[Top][All Lists]
[Date Prev][Date Next][Thread Prev][Thread Next][Date Index][Thread Index]
Re: [Chicken-users] UTF8 egg case conversion problem
From: |
Alex Shinn |
Subject: |
Re: [Chicken-users] UTF8 egg case conversion problem |
Date: |
Tue, 4 Jan 2011 11:37:42 +0900 |
On Tue, Jan 4, 2011 at 8:24 AM, Mehmet Köse <address@hidden> wrote:
>
> utf8-string-downcase cannot convert "Latin Letter With Dot Above"
> correctly. (U-0130, only Turkish has this letter afaik.) This one-line
> patch fixes the problem for me:
Teşekkür ederim! I think this was an error from using the
same code for upcase and downcase.
> - ((#x0130) (if (lang? opt "tr" "az") #\I dotted-small-i))
> + ((#x0130) (if (lang? opt "tr" "az") #\i dotted-capital-i))
This is char-downcase, so both #\I and dotted-capital-i
are wrong. I think it should be
((#x0130) (if (lang? opt "tr" "az") #\i dotted-small-i))
That is, in Turkish the dotted capital I always downcases
to normal i.

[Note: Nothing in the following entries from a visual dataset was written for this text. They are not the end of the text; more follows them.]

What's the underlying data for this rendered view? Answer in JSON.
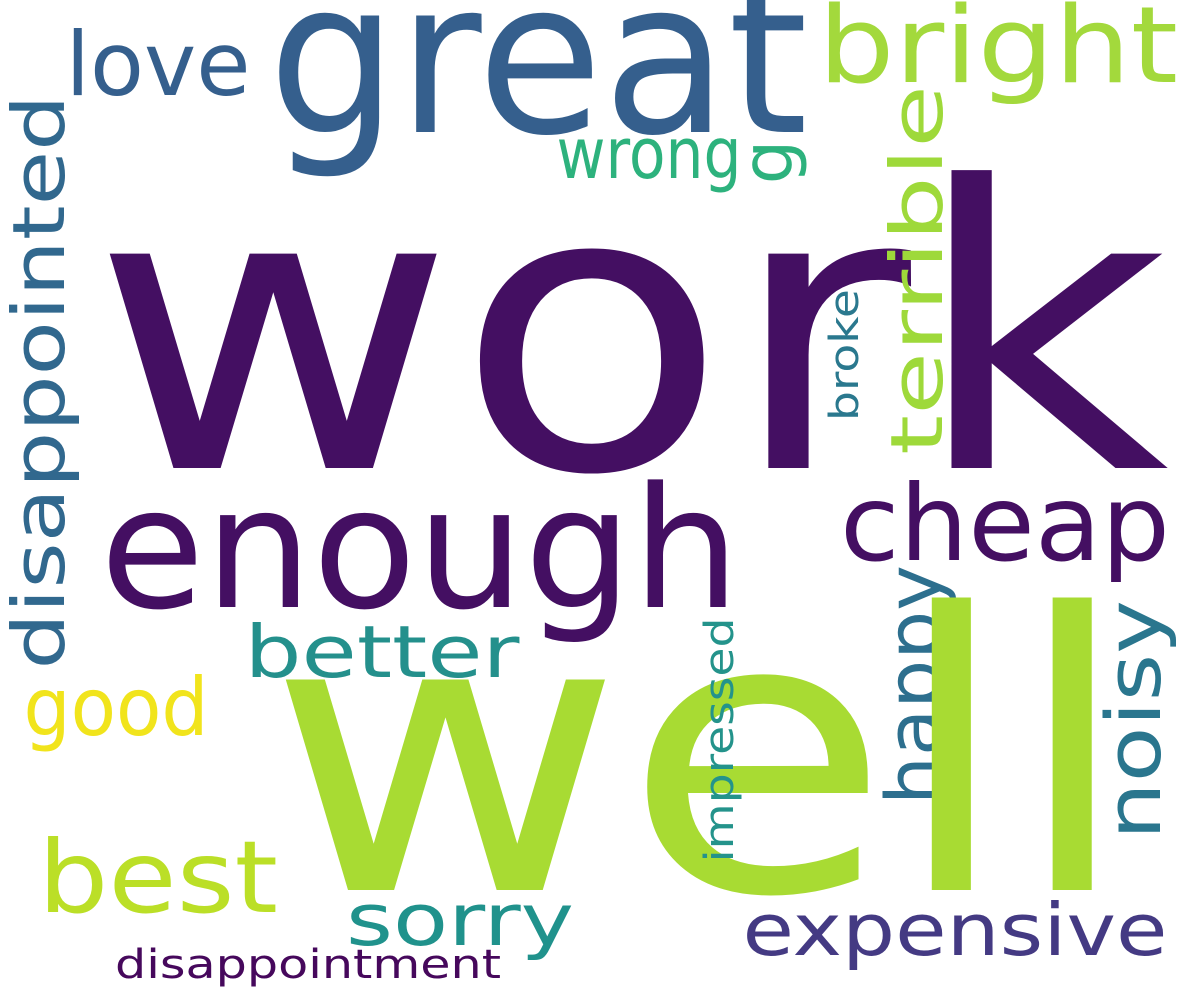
{
  "wordcloud": {
    "background_color": "#ffffff",
    "words": [
      {
        "id": "work",
        "text": "work",
        "color": "#440f62"
      },
      {
        "id": "great",
        "text": "great",
        "color": "#355f8d"
      },
      {
        "id": "love",
        "text": "love",
        "color": "#355f8d"
      },
      {
        "id": "bright",
        "text": "bright",
        "color": "#a3d93c"
      },
      {
        "id": "wrong",
        "text": "wrong",
        "color": "#2db27d"
      },
      {
        "id": "g",
        "text": "g",
        "color": "#2db27d"
      },
      {
        "id": "disappointed",
        "text": "disappointed",
        "color": "#31688e"
      },
      {
        "id": "terrible",
        "text": "terrible",
        "color": "#9ed93a"
      },
      {
        "id": "broke",
        "text": "broke",
        "color": "#2a788e"
      },
      {
        "id": "enough",
        "text": "enough",
        "color": "#440f62"
      },
      {
        "id": "cheap",
        "text": "cheap",
        "color": "#440f62"
      },
      {
        "id": "happy",
        "text": "happy",
        "color": "#2d6f8e"
      },
      {
        "id": "noisy",
        "text": "noisy",
        "color": "#2a768e"
      },
      {
        "id": "better",
        "text": "better",
        "color": "#24908c"
      },
      {
        "id": "good",
        "text": "good",
        "color": "#f1e41c"
      },
      {
        "id": "well",
        "text": "well",
        "color": "#a8db33"
      },
      {
        "id": "impressed",
        "text": "impressed",
        "color": "#24938b"
      },
      {
        "id": "best",
        "text": "best",
        "color": "#bbdf27"
      },
      {
        "id": "sorry",
        "text": "sorry",
        "color": "#20928c"
      },
      {
        "id": "expensive",
        "text": "expensive",
        "color": "#443a83"
      },
      {
        "id": "disappointment",
        "text": "disappointment",
        "color": "#46085c"
      }
    ]
  }
}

In other locales, dotted capital I isn't even a
character, so it should follow the rules for the Unicode
locale independent lowercasing, which require "dotted-small-i"
to preserve canonical equivalence. "dotted-small-i"
is just small i with a combining dot above, which when
uppercased becomes capital I with combining dot above
(without the combining dot it uppercases to normal capital I,
losing the dot).
I'll double check some of these cases and release a new
version shortly.
--
Alex